PostreSQL is usually the best free replacement of Oracle and the BSD license should be more business friendly.
Since you prefer a non relational database, consider that the transition will be more dramatic. If you ever need to customize your database, you should also consider the license type factor.
There are three things that really have a deep impact on which one is your best database choice and you do not mention:
The size of your data or if you need to store files within your database.
A huge number of reads and very few (even restricted) writes. In that case more than a database you need a directory such as LDAP
The importance of of data distribution and/or replication. Most relational databases can be more or less well replicated, but because of their concept/design do not handle data distribution as well... but will you handle as much data that does not fit into one server or have access rights that needs special separate/extra servers?
However most people will go for a non relational database just because they do not like learning SQL
What do you think is a significant amount of data? MySQL, and basically most relational database engines, can handle rather large amount of data, with proper indexes and sane database schema.
Why don't you try how MySQL behaves with bigger data amount in your setup? Make some scripts that generate realistic data to MySQL test database and and generate some load on the system and see if it is fast enough.
Only when it is not fast enough, first start considering optimizing the database and changing to different database engine.
Be careful with NHibernate, it is easy to make a solution that is nice and easy to code with, but has bad performance with large amount of data. For example whether to use lazy or eager fetching with associations should be carefully considered. I don't mean that you shouldn't use NHibernate, but make sure that you understand how NHibernate works, for example what "n + 1 selects" -problem means.
Measure, don't assume.
Relational databases and NoSQL databases can both scale enormously, if the application is written right in each case, and if the system it runs on is properly tuned.
So, if you have a use case for NoSQL, code to it. Or, if you're more comfortable with relational, code to that. Then, measure how well it performs and how it scales, and if it's OK, go with it, if not, analyse why.

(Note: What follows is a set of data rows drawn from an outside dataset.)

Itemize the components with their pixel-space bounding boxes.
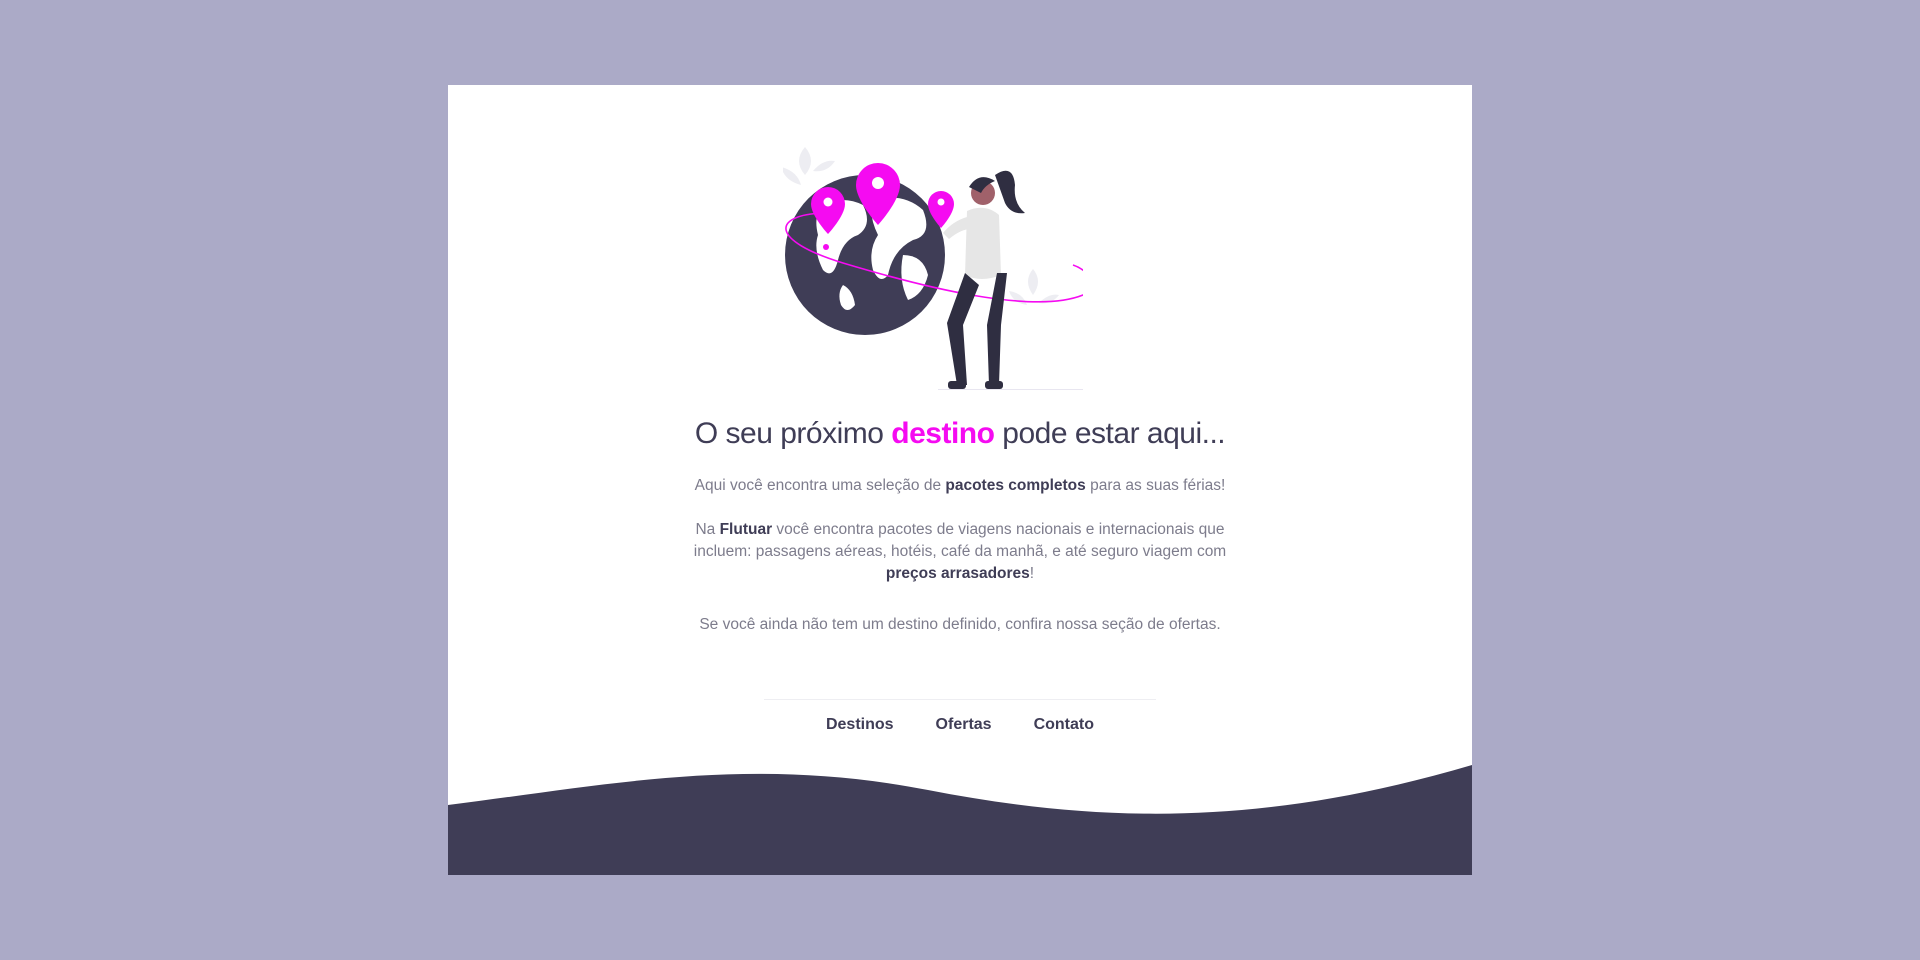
footer-wave [448, 765, 1472, 875]
title-accent: destino [891, 417, 995, 450]
description-paragraph: Na Flutuar você encontra pacotes de viag… [693, 521, 1227, 582]
nav-link-contato[interactable]: Contato [1034, 716, 1094, 734]
brand-name: Flutuar [719, 521, 773, 538]
travel-illustration [783, 147, 1083, 390]
nav-link-ofertas[interactable]: Ofertas [936, 716, 992, 734]
divider [764, 699, 1156, 700]
intro-paragraph: Aqui você encontra uma seleção de pacote… [694, 477, 1226, 494]
woman-traveler-icon [938, 170, 1083, 390]
footer-nav: Destinos Ofertas Contato [448, 716, 1472, 734]
nav-link-destinos[interactable]: Destinos [826, 716, 894, 734]
page-title: O seu próximo destino pode estar aqui... [694, 417, 1226, 450]
content-card: O seu próximo destino pode estar aqui...… [448, 85, 1472, 875]
offers-paragraph: Se você ainda não tem um destino definid… [699, 616, 1221, 633]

Only once you understand your performance problem should you go searching for exotic technology, unless you're comfortable with that technology or want to try it for some other reason.
I'd suggest you try out each db and pick the one that makes it easiest to develop your application. Go to http://try.mongodb.org to try MongoDB with a simple tutorial. Don't worry as much about speed since at the beginning developer time is more valuable than the CPU time.

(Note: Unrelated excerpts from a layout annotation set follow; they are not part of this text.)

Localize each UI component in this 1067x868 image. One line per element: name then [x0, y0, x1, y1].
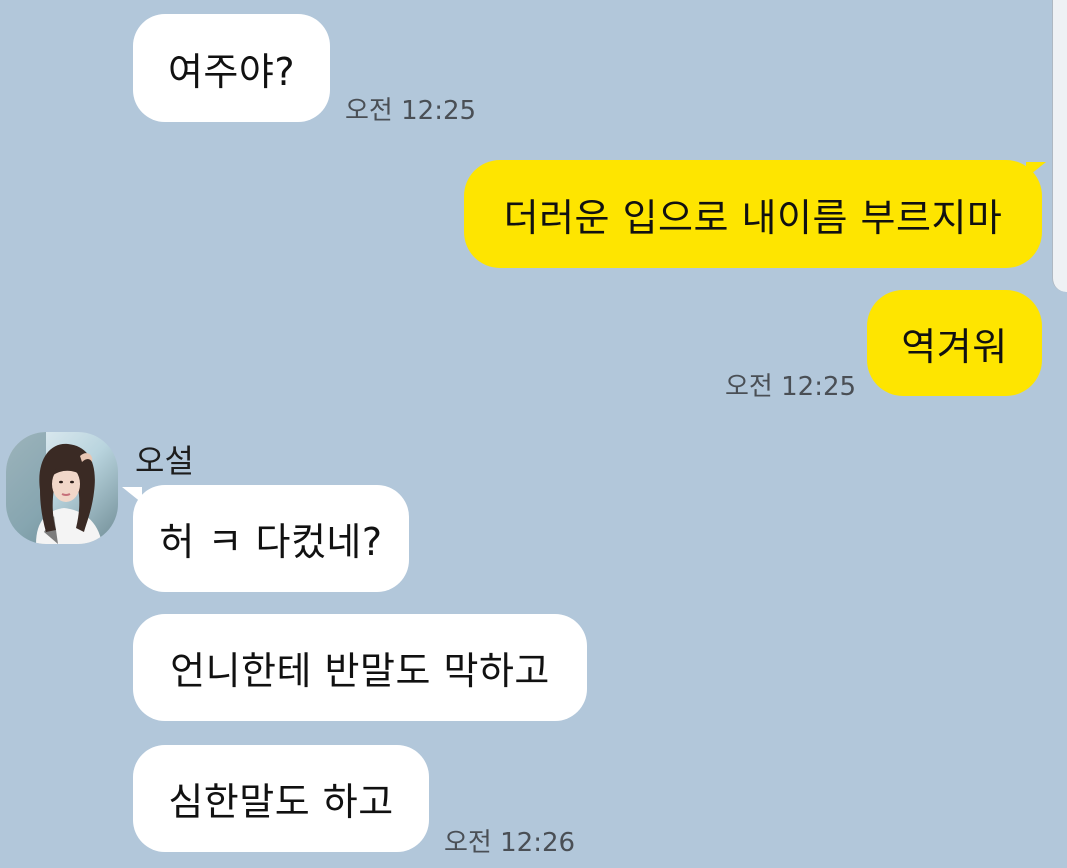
message-text: 역겨워 — [901, 324, 1008, 369]
scrollbar[interactable] — [1052, 0, 1067, 292]
message-text: 언니한테 반말도 막하고 — [170, 649, 550, 693]
sender-name: 오설 — [135, 442, 194, 480]
message-timestamp: 오전 12:25 — [725, 372, 857, 402]
message-text: 더러운 입으로 내이름 부르지마 — [503, 195, 1003, 240]
message-bubble-incoming[interactable]: 허 ㅋ 다컸네? — [133, 485, 409, 592]
profile-photo-icon — [6, 432, 118, 544]
bubble-tail — [122, 487, 142, 503]
message-text: 심한말도 하고 — [168, 780, 394, 824]
message-timestamp: 오전 12:26 — [444, 828, 576, 858]
message-text: 허 ㅋ 다컸네? — [159, 520, 383, 564]
chat-room: 여주야? 오전 12:25 더러운 입으로 내이름 부르지마 역겨워 오전 12… — [0, 0, 1067, 868]
message-timestamp: 오전 12:25 — [345, 96, 477, 126]
message-bubble-outgoing[interactable]: 더러운 입으로 내이름 부르지마 — [464, 160, 1042, 268]
message-bubble-incoming[interactable]: 언니한테 반말도 막하고 — [133, 614, 587, 721]
message-text: 여주야? — [167, 49, 296, 94]
message-bubble-incoming[interactable]: 심한말도 하고 — [133, 745, 429, 852]
avatar[interactable] — [6, 432, 118, 544]
message-bubble-incoming[interactable]: 여주야? — [133, 14, 330, 122]
message-bubble-outgoing[interactable]: 역겨워 — [867, 290, 1042, 396]
bubble-tail — [1026, 162, 1046, 178]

I know that many MongoDB users have been able to ditch their ORM and their caching layer. Mongo's data model is much closer to the objects you work with than relational tables, so you can usually just directly store your objects as-is, even if they contain lists of nested objects, such as a blog post with comments. Also, because mongo is fast enough for most sites as-is, you can avoid dealing the complexities of caching and generally deliver a more real-time site. For example, Wordnik.com reported 250,000 reads/sec and 100,000 inserts/sec with a 1.2TB / 5 billion object DB.
There are a few ways to connect to MongoDB from .Net, but I don't have enough experience with that platform to know which is best:
Norm: http://wiki.github.com/atheken/NoRM/
MongoDB-CSharp: http://github.com/samus/mongodb-csharp
Simple-MongoDB: http://code.google.com/p/simple-mongodb/
Disclaimer: I work for 10gen on MongoDB so I am a bit biased.